Frank put his head down on the desk nine minutes ago. He’s always tired at school. With good reason. He needs more sleep, isn’t a morning person, is a teenager, and so on.
Earlier today, my administrator stopped by. I wonder what he would make of class going on while Frank had his head down. He’s a fair guy, and probably would have asked me. He might even have expected me to have a good answer. I think I do.
I have long been told that twenty minutes is the optimum time for a nap that restores us and I believe it.
Ours is an hour-long class and most of that time students read and write on their own. I lecture to the group as little as possible because that doesn’t fit my model of how learning happens best for readers and writers.
In a perfect world, I would give Frank twenty minutes to nap, wake him gently and return him to reading or writing. It’s not a perfect world. I can afford only about ten minutes, but when I get up after ten minutes I’m just angry. Fifteen minutes is the best I can do for Frank and more than my administrators would probably prefer. Oh well.

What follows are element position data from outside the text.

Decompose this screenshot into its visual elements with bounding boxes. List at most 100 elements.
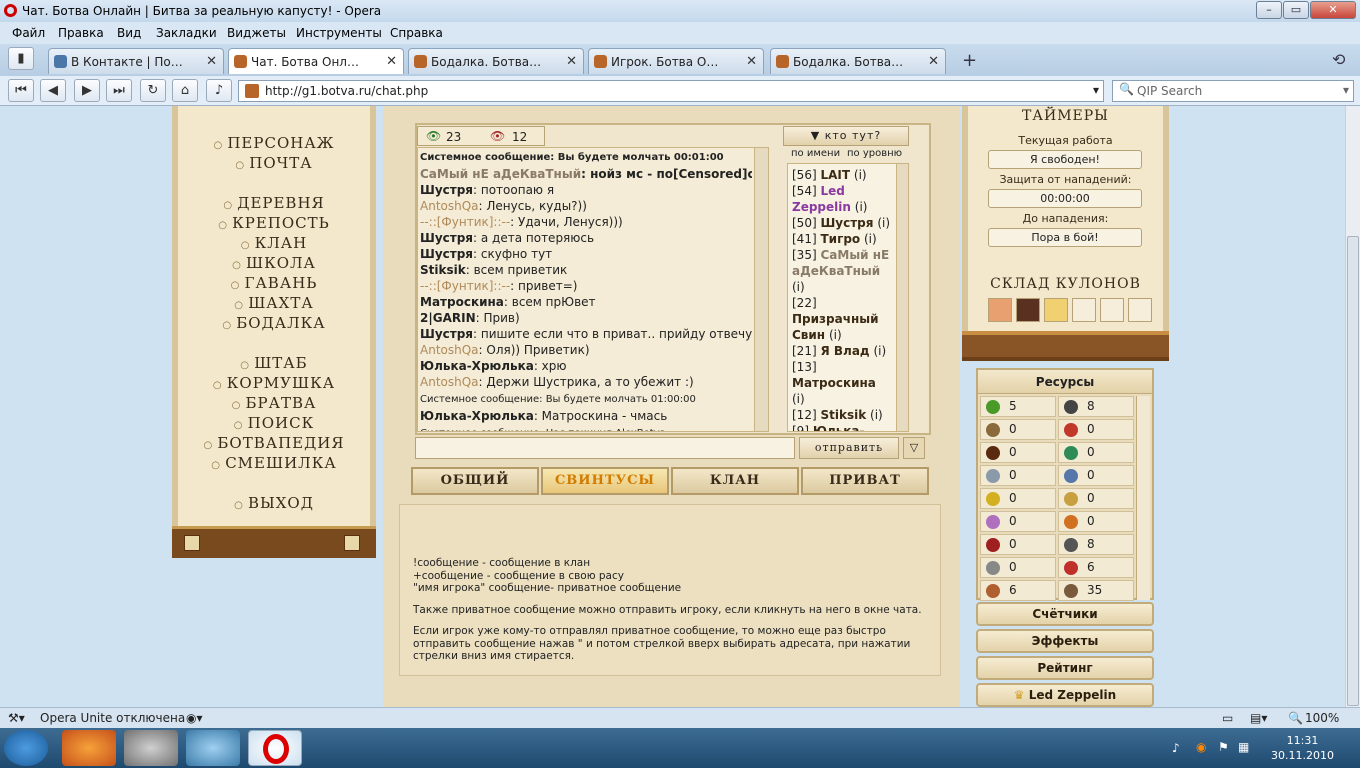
user-entry[interactable]: [21] Я Влад (i) [792, 343, 892, 359]
nav-hq[interactable]: Штаб [178, 354, 370, 372]
tools-icon[interactable]: ⚒▾ [8, 711, 25, 725]
send-button[interactable]: отправить [799, 437, 899, 459]
menu-file[interactable]: Файл [12, 26, 45, 40]
nav-school[interactable]: Школа [178, 254, 370, 272]
user-info-link[interactable]: (i) [829, 328, 842, 342]
flag-icon[interactable]: ⚑ [1218, 740, 1229, 754]
close-tab-icon[interactable]: ✕ [386, 54, 397, 69]
menu-widgets[interactable]: Виджеты [227, 26, 286, 40]
tab-chat[interactable]: Чат. Ботва Онлайн | Б... ✕ [228, 48, 404, 74]
page-scrollbar[interactable] [1345, 106, 1360, 707]
app-icon[interactable] [124, 730, 178, 766]
minimize-button[interactable]: – [1256, 1, 1282, 19]
trash-icon[interactable]: ⟲ [1332, 50, 1345, 69]
message-author[interactable]: Шустря [420, 247, 473, 261]
attack-button[interactable]: Пора в бой! [988, 228, 1142, 247]
user-entry[interactable]: [50] Шустря (i) [792, 215, 892, 231]
player-button[interactable]: ♛ Led Zeppelin [976, 683, 1154, 707]
nav-mine[interactable]: Шахта [178, 294, 370, 312]
network-tray-icon[interactable]: ▦ [1238, 740, 1249, 754]
nav-feeder[interactable]: Кормушка [178, 374, 370, 392]
amulet-slot[interactable] [1072, 298, 1096, 322]
tab-bodalka-2[interactable]: Бодалка. Ботва Онлай... ✕ [770, 48, 946, 74]
menu-edit[interactable]: Правка [58, 26, 104, 40]
message-author[interactable]: Stiksik [420, 263, 466, 277]
message-author[interactable]: --::[Фунтик]::-- [420, 279, 510, 293]
home-icon[interactable]: ⌂ [172, 79, 198, 102]
tab-bodalka[interactable]: Бодалка. Ботва Онлай... ✕ [408, 48, 584, 74]
user-entry[interactable]: [41] Тигро (i) [792, 231, 892, 247]
close-tab-icon[interactable]: ✕ [206, 54, 217, 69]
zoom-level[interactable]: 100% [1305, 711, 1339, 725]
resources-scrollbar[interactable] [1136, 396, 1150, 600]
amulet-slot[interactable] [988, 298, 1012, 322]
nav-village[interactable]: Деревня [178, 194, 370, 212]
menu-tools[interactable]: Инструменты [296, 26, 382, 40]
sort-by-name[interactable]: по имени [791, 148, 840, 159]
menu-bookmarks[interactable]: Закладки [156, 26, 217, 40]
user-entry[interactable]: [54] Led Zeppelin (i) [792, 183, 892, 215]
reload-icon[interactable]: ↻ [140, 79, 166, 102]
tab-clan[interactable]: Клан [671, 467, 799, 495]
window-icon[interactable]: ▭ [1222, 711, 1233, 725]
menu-view[interactable]: Вид [117, 26, 141, 40]
message-author[interactable]: Матроскина [420, 295, 504, 309]
amulet-slot[interactable] [1016, 298, 1040, 322]
firefox-icon[interactable] [62, 730, 116, 766]
dropdown-icon[interactable]: ▾ [1343, 83, 1349, 97]
close-tab-icon[interactable]: ✕ [746, 54, 757, 69]
message-author[interactable]: AntoshQa [420, 199, 479, 213]
user-name[interactable]: LAIT [820, 168, 850, 182]
user-info-link[interactable]: (i) [792, 280, 805, 294]
rating-button[interactable]: Рейтинг [976, 656, 1154, 680]
search-input[interactable]: 🔍 QIP Search ▾ [1112, 80, 1354, 102]
effects-button[interactable]: Эффекты [976, 629, 1154, 653]
user-entry[interactable]: [35] СаМый нЕ аДеКваТный (i) [792, 247, 892, 295]
message-author[interactable]: СаМый нЕ аДеКваТный [420, 167, 581, 181]
tray-icon[interactable]: ◉ [1196, 740, 1206, 754]
tab-private[interactable]: Приват [801, 467, 929, 495]
nav-character[interactable]: Персонаж [178, 134, 370, 152]
nav-harbor[interactable]: Гавань [178, 274, 370, 292]
close-tab-icon[interactable]: ✕ [928, 54, 939, 69]
maximize-button[interactable]: ▭ [1283, 1, 1309, 19]
start-button[interactable] [4, 730, 48, 766]
filter-icon[interactable]: ▽ [903, 437, 925, 459]
user-info-link[interactable]: (i) [854, 168, 867, 182]
close-button[interactable]: ✕ [1310, 1, 1356, 19]
user-entry[interactable]: [56] LAIT (i) [792, 167, 892, 183]
messages-scrollbar[interactable] [754, 148, 768, 431]
counters-button[interactable]: Счётчики [976, 602, 1154, 626]
nav-funny[interactable]: Смешилка [178, 454, 370, 472]
nav-search[interactable]: Поиск [178, 414, 370, 432]
user-info-link[interactable]: (i) [855, 200, 868, 214]
address-field[interactable]: http://g1.botva.ru/chat.php ▾ [238, 80, 1104, 102]
nav-fortress[interactable]: Крепость [178, 214, 370, 232]
user-info-link[interactable]: (i) [792, 392, 805, 406]
tab-vkontakte[interactable]: В Контакте | Поиск ✕ [48, 48, 224, 74]
unite-status[interactable]: Opera Unite отключена [40, 711, 185, 725]
user-entry[interactable]: [9] Юлька-Хрюлька (i) [792, 423, 892, 431]
message-author[interactable]: Юлька-Хрюлька [420, 409, 534, 423]
message-author[interactable]: Шустря [420, 183, 473, 197]
nav-mail[interactable]: Почта [178, 154, 370, 172]
clock[interactable]: 11:31 30.11.2010 [1271, 733, 1334, 763]
fast-forward-icon[interactable]: ⏭ [106, 79, 132, 102]
user-info-link[interactable]: (i) [864, 232, 877, 246]
users-scrollbar[interactable] [896, 164, 908, 431]
sort-by-level[interactable]: по уровню [847, 148, 902, 159]
volume-icon[interactable]: ♪ [1172, 741, 1180, 755]
message-author[interactable]: Шустря [420, 231, 473, 245]
user-name[interactable]: Я Влад [820, 344, 869, 358]
user-name[interactable]: Шустря [820, 216, 873, 230]
tab-player[interactable]: Игрок. Ботва Онлайн ... ✕ [588, 48, 764, 74]
user-entry[interactable]: [22] Призрачный Свин (i) [792, 295, 892, 343]
nav-arena[interactable]: Бодалка [178, 314, 370, 332]
message-author[interactable]: AntoshQa [420, 343, 479, 357]
new-tab-icon[interactable]: + [962, 50, 977, 71]
amulet-slot[interactable] [1044, 298, 1068, 322]
nav-brotherhood[interactable]: Братва [178, 394, 370, 412]
tab-general[interactable]: Общий [411, 467, 539, 495]
menu-help[interactable]: Справка [390, 26, 443, 40]
message-author[interactable]: --::[Фунтик]::-- [420, 215, 510, 229]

It’s thirteen minutes since Frank put his head down. In two more I will set this piece of writing on his desk and gently rouse him. He’s a good guy and will probably read it. He may smile at me renaming him Frank and my bet is that he’ll get some of my message.
I hope he notices that I respect his sleepiness and don’t take it as an attack on me. I hope he feels that my gently waking him is no attack on him.
We can spare fifteen minutes from the class for him to take care of himself, right? Of course we can. He’ll be a better learner for the rest and will know more about me for the experience. Who knows, he might even know more about himself after reading this and that might be enough to get him writing again.